Correspondence should be addressed to Ghulam Qadar Chaudhary; moc.liamtoh@yrahduahc.qg

Received 19 August 2017; Revised 13 November 2017; Accepted 27 November 2017; Published 21 February 2018

Academic Editor: Gabriele Battista

Copyright © 2018 Ghulam Qadar Chaudhary et al. This is an open access article distributed under the Creative Commons Attribution License, which permits unrestricted use, distribution, and reproduction in any medium, provided the original work is properly cited.

Abstract

The current study presents a numerical and real-time performance analysis of a parabolic trough collector (PTC) system designed for solar air-conditioning applications. Initially, a thermodynamic model of PTC is developed using engineering equation solver (EES) having a capacity of around 3 kW. Then, an experimental PTC system setup is established with a concentration ratio of 9.93 using evacuated tube receivers.
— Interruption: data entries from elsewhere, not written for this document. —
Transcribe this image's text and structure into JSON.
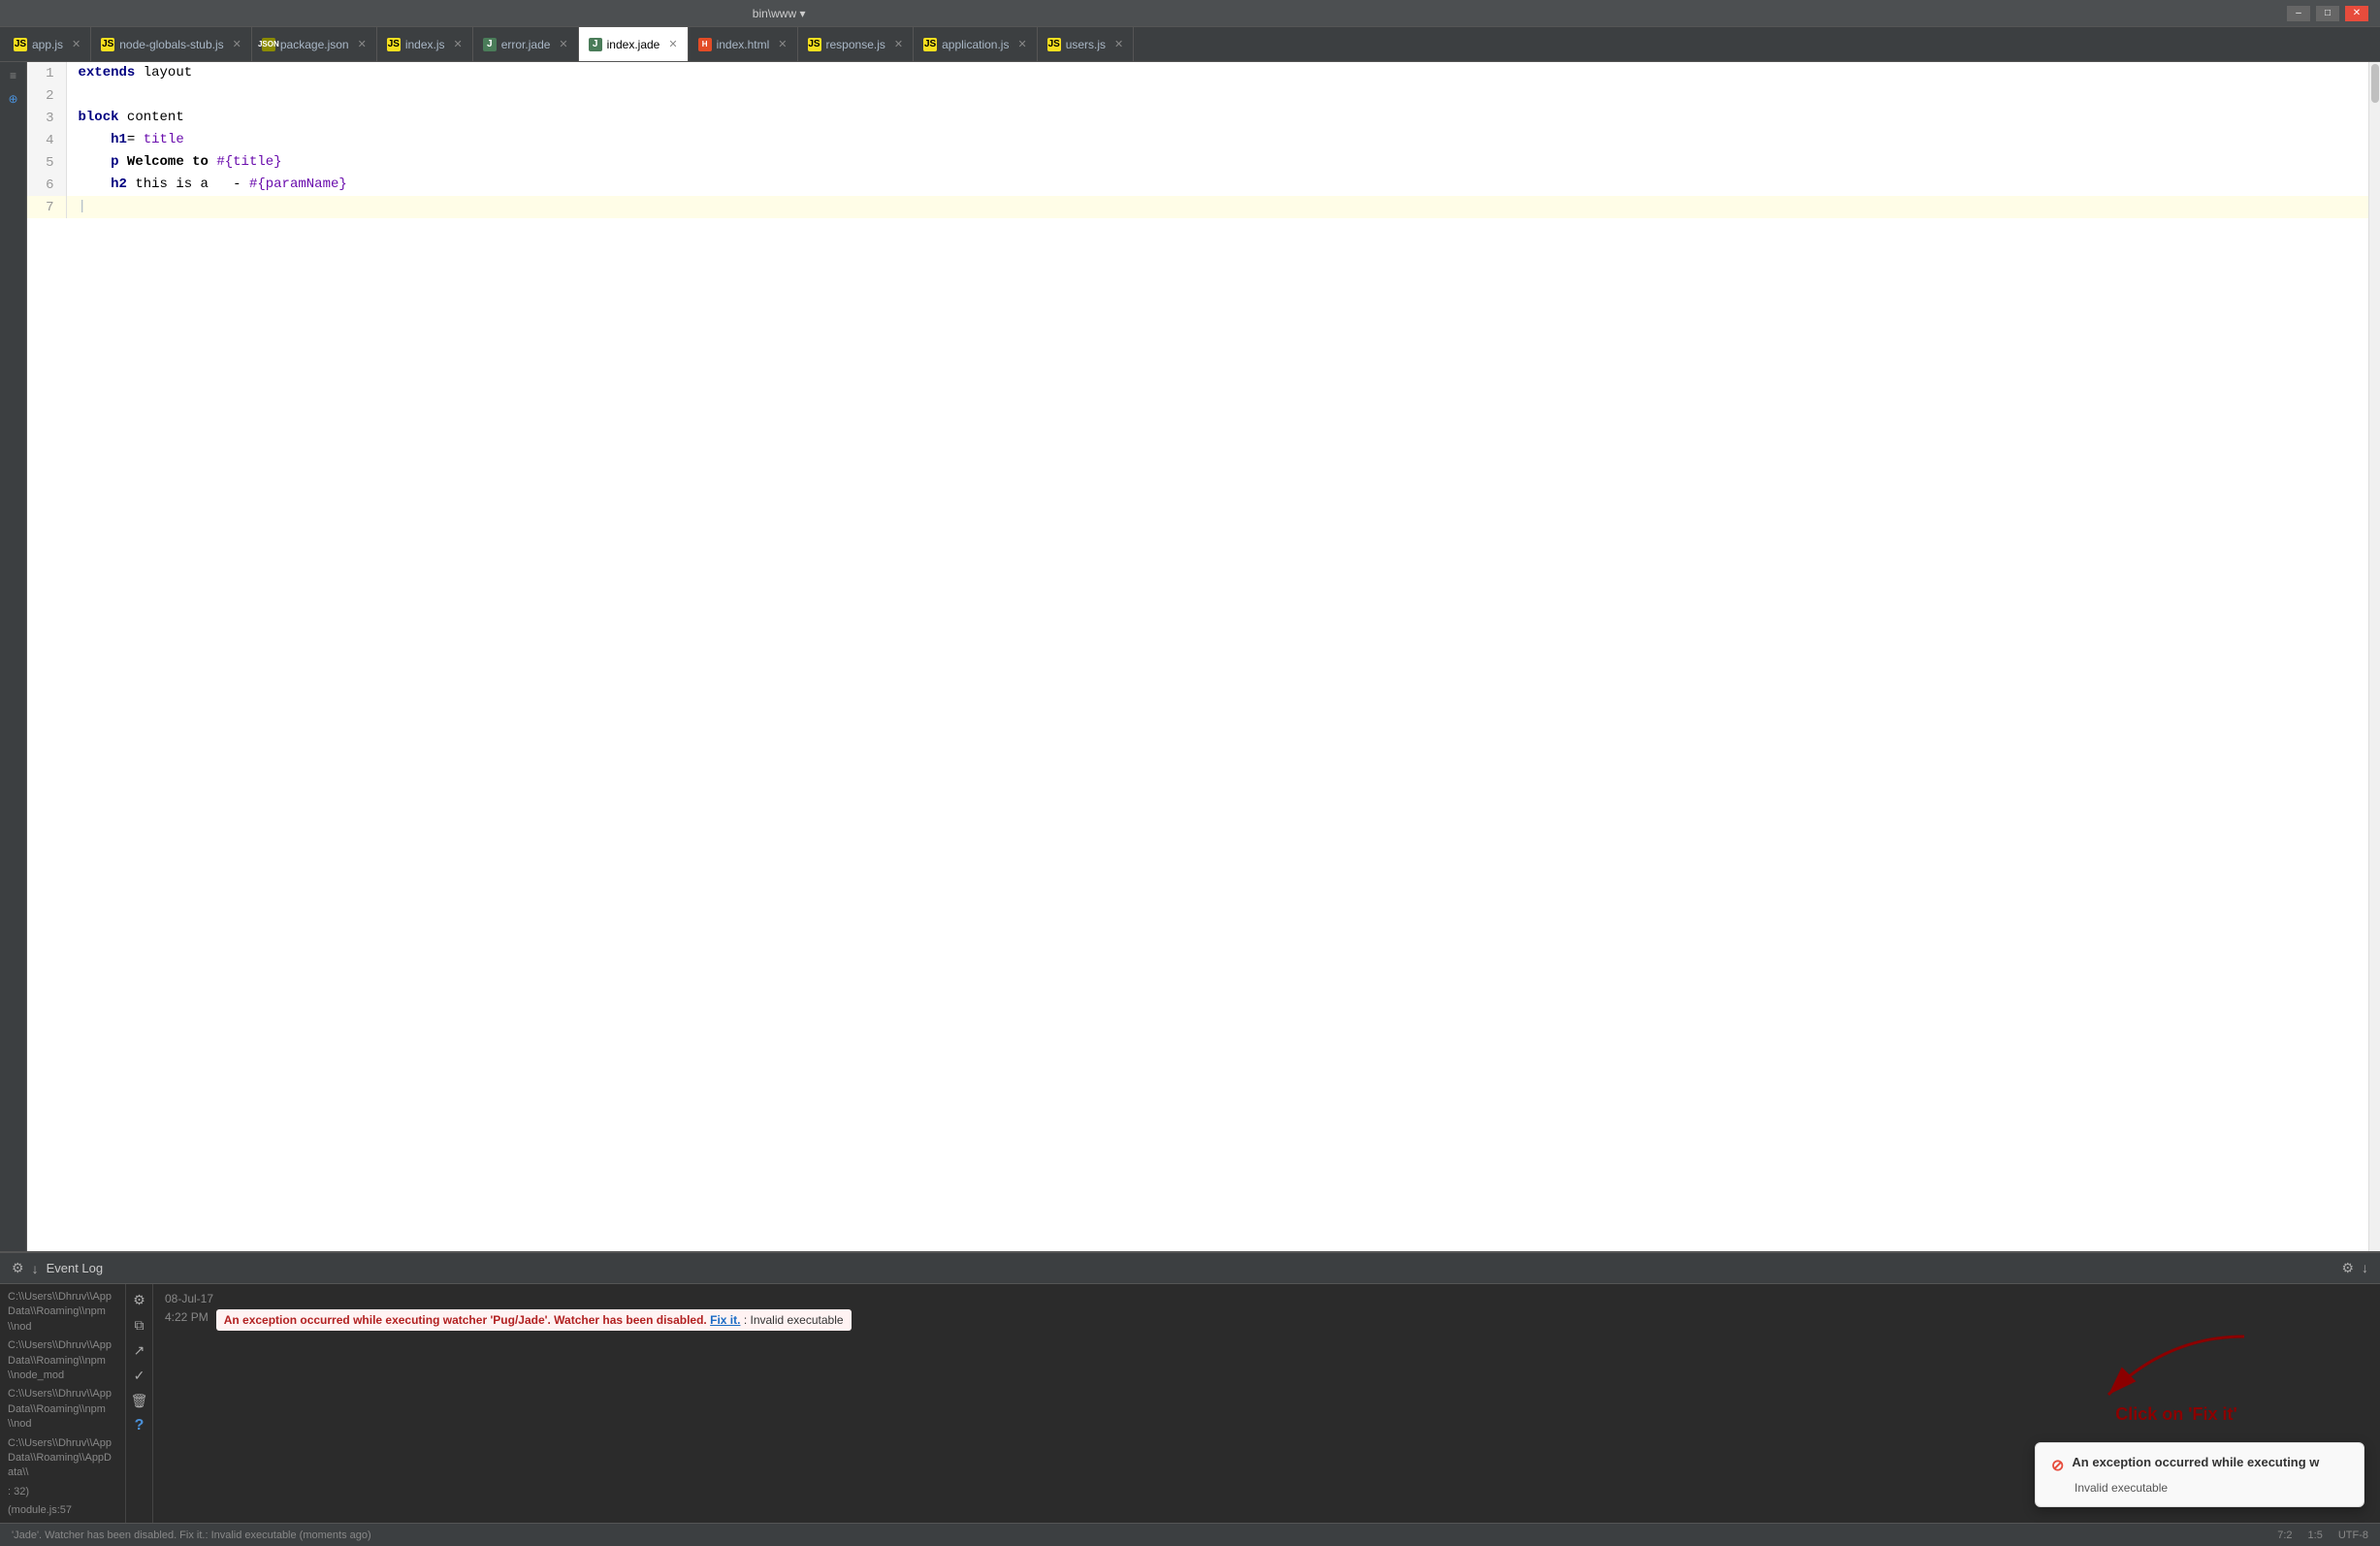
{
  "titleBar": {
    "path": "bin\\www ▾",
    "controls": [
      "–",
      "□",
      "✕"
    ]
  },
  "tabs": [
    {
      "id": "app-js",
      "label": "app.js",
      "type": "js",
      "active": false
    },
    {
      "id": "node-globals-stub-js",
      "label": "node-globals-stub.js",
      "type": "js",
      "active": false
    },
    {
      "id": "package-json",
      "label": "package.json",
      "type": "json",
      "active": false
    },
    {
      "id": "index-js",
      "label": "index.js",
      "type": "js",
      "active": false
    },
    {
      "id": "error-jade",
      "label": "error.jade",
      "type": "jade",
      "active": false
    },
    {
      "id": "index-jade",
      "label": "index.jade",
      "type": "jade",
      "active": true
    },
    {
      "id": "index-html",
      "label": "index.html",
      "type": "html",
      "active": false
    },
    {
      "id": "response-js",
      "label": "response.js",
      "type": "js",
      "active": false
    },
    {
      "id": "application-js",
      "label": "application.js",
      "type": "js",
      "active": false
    },
    {
      "id": "users-js",
      "label": "users.js",
      "type": "js",
      "active": false
    }
  ],
  "editor": {
    "lines": [
      {
        "num": 1,
        "content": "extends layout",
        "highlight": false
      },
      {
        "num": 2,
        "content": "",
        "highlight": false
      },
      {
        "num": 3,
        "content": "block content",
        "highlight": false
      },
      {
        "num": 4,
        "content": "    h1= title",
        "highlight": false
      },
      {
        "num": 5,
        "content": "    p Welcome to #{title}",
        "highlight": false
      },
      {
        "num": 6,
        "content": "    h2 this is a   - #{paramName}",
        "highlight": false
      },
      {
        "num": 7,
        "content": "",
        "highlight": true
      }
    ]
  },
  "bottomPanel": {
    "title": "Event Log",
    "gearLabel": "⚙",
    "downloadLabel": "↓",
    "sidebarItems": [
      "C:\\Users\\Dhruv\\AppData\\Roaming\\npm\\nod",
      "C:\\Users\\Dhruv\\AppData\\Roaming\\npm\\node_mod",
      "C:\\Users\\Dhruv\\AppData\\Roaming\\npm\\nod",
      "C:\\Users\\Dhruv\\AppData\\Roaming\\AppData\\",
      ": 32)",
      "(module.js:57"
    ],
    "actionIcons": [
      "⚙",
      "↓",
      "⧉",
      "↗",
      "✓",
      "🗑",
      "?"
    ],
    "logDate": "08-Jul-17",
    "logTime": "4:22 PM",
    "logMessageBold": "An exception occurred while executing watcher 'Pug/Jade'. Watcher has been disabled.",
    "logLinkText": "Fix it.",
    "logSuffix": ": Invalid executable",
    "annotationText": "Click on 'Fix it'",
    "notification": {
      "title": "An exception occurred while executing w",
      "subtitle": "Invalid executable"
    }
  },
  "statusBar": {
    "leftText": "'Jade'. Watcher has been disabled. Fix it.: Invalid executable (moments ago)",
    "lineCol": "7:2",
    "indent": "1:5",
    "encoding": "UTF-8"
  }
}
The experimental study is conducted under the climate of Taxila, Pakistan in accordance with ASHRAE 93-1986 standard. Furthermore, PTC system is integrated with a solid desiccant dehumidifier (SDD) to study the effect of various operating parameters such as direct solar radiation and inlet fluid temperature and its impact on dehumidification share. The experimental maximum temperature gain is around 5.2°C, with the peak efficiency of 62% on a sunny day. Similarly, maximum thermal energy gain on sunny and cloudy days is 3.07 kW and 2.33 kW, respectively. Afterwards, same comprehensive EES model of PTC with some modifications is used for annual transient analysis in TRNSYS for five different climates of Pakistan. Quetta revealed peak solar insolation of 656 W/m2 and peak thermal energy 1139 MJ with 46% efficiency. The comparison shows good agreement between simulated and experimental results with root mean square error of around 9%.